Thursday, May 22, 2008

Stupid or Dishonest?

I was all set to give a nod of praise to NPR on Thursday morning when they noted that they made a mistake regarding the oath that cadets and faculty take at the Air Force Academy (see my post below). But there was a little problem with their "correction." Renee Montagne said:
"...we mistakenly said cadets quote 'take an oath to support the Commander in Chief.' Members of the military wrote to point out that their oath only calls for them to obey the President not support him."
That's completely untrue. Wednesday morning's NPR report said nothing about an oath "to support" the Commander in Chief. Here's the exact segment in question (again):
"at the Air Force Academy where students and most faculty members take an oath to obey the Commander in Chief."
That's curious, don't you think. Kind of odd to misquote yourself, apologize for the misquote - and then offer a correction that restates what was actually said in the first place!

My reason for posting on this below was two-fold:
  • First, cadets DO NOT take the same oath as enlisted members of the military. There is simply nothing in their oath about the Commander in Chief.
  • Second, the explicit emphasis in the cadet oath - and for that matter in the enlistment and officer's oath - is to "support and defend the Constitution of the United States against all enemies, foreign and domestic."
And there's the rub. The soul of all military oaths is to support and defend the Constitution (not a person) and anyone with even a bit of brain activity knows who qualifies as the Constitution's greatest enemy - foreign or domestic. One has to admit that it does put active military personnel in a bind: they are sworn to defend the Constitution against its enemies and also to obey the person who is out to gut it - a situation the founders would have found rather shocking.

That brings us back to NPR. Why in God's name would they make such a mind-numbingly stupid error? Either their staff and host are utter incompetents or the "mistake" wasn't an error at all, but a tactic for reinforcing the anti-Constitutional Commander in Chief worship/allegiance that has so run amok of late.

4 comments:

Porter Melmoth said...

I think this is why the term 'fascist' has come up when considering the Bush Administration. In the past, these issues wouldn't be brought up because most people assumed a soldier's loyalty was to country (manifested in the Constitution), rather than to one (fearless) leader. Neocon strategist probably think that soldiers need a person to focus on rather than an idea. Sounds like shades of fascism, to me. If citizens do not understand this issue, our democracy is indeed imperiled.
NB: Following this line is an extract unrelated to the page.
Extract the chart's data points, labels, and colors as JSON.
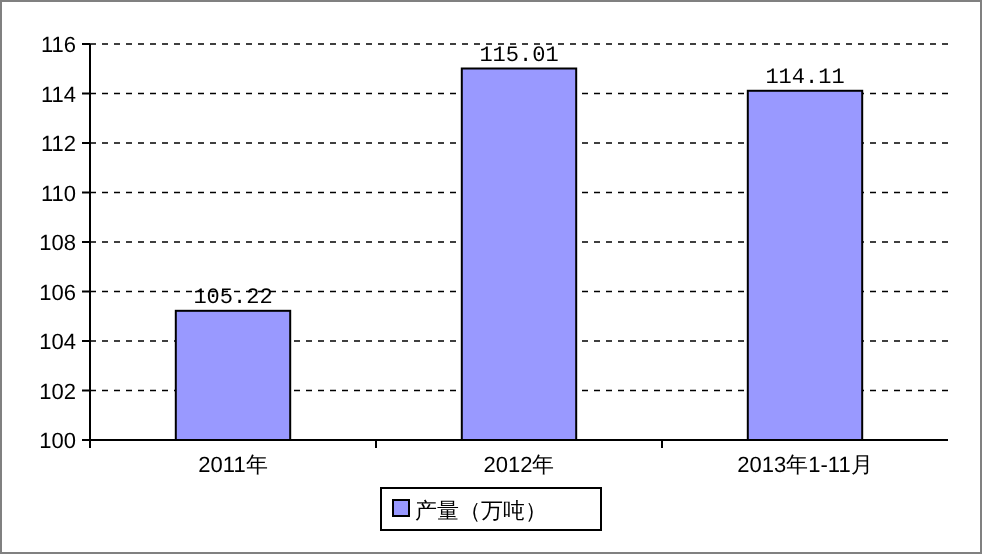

NPR seems comfortable with the 'leader' option.

Porter Melmoth said...

Correction: for 'strategist' read 'strategists'

big!pink!fuzzy!bunny! said...

Sloppy, sloppy, sloppy. Swear you get more accurate reporting from 'Kid's News.' But they're only on Saturday mornings.

Anonymous said...

Or?

My vote is for stupid and dishonest.

Neocon Propaganda Radio never misses an opportunity to allude to Bush, who is only Commander in Chief for the armed services and not the citizenry, by grandiose militaristic terms.

Now if only Congress had spine to recall their oath to protect and defend the Constitution maybe we'd have some impeachment hearings!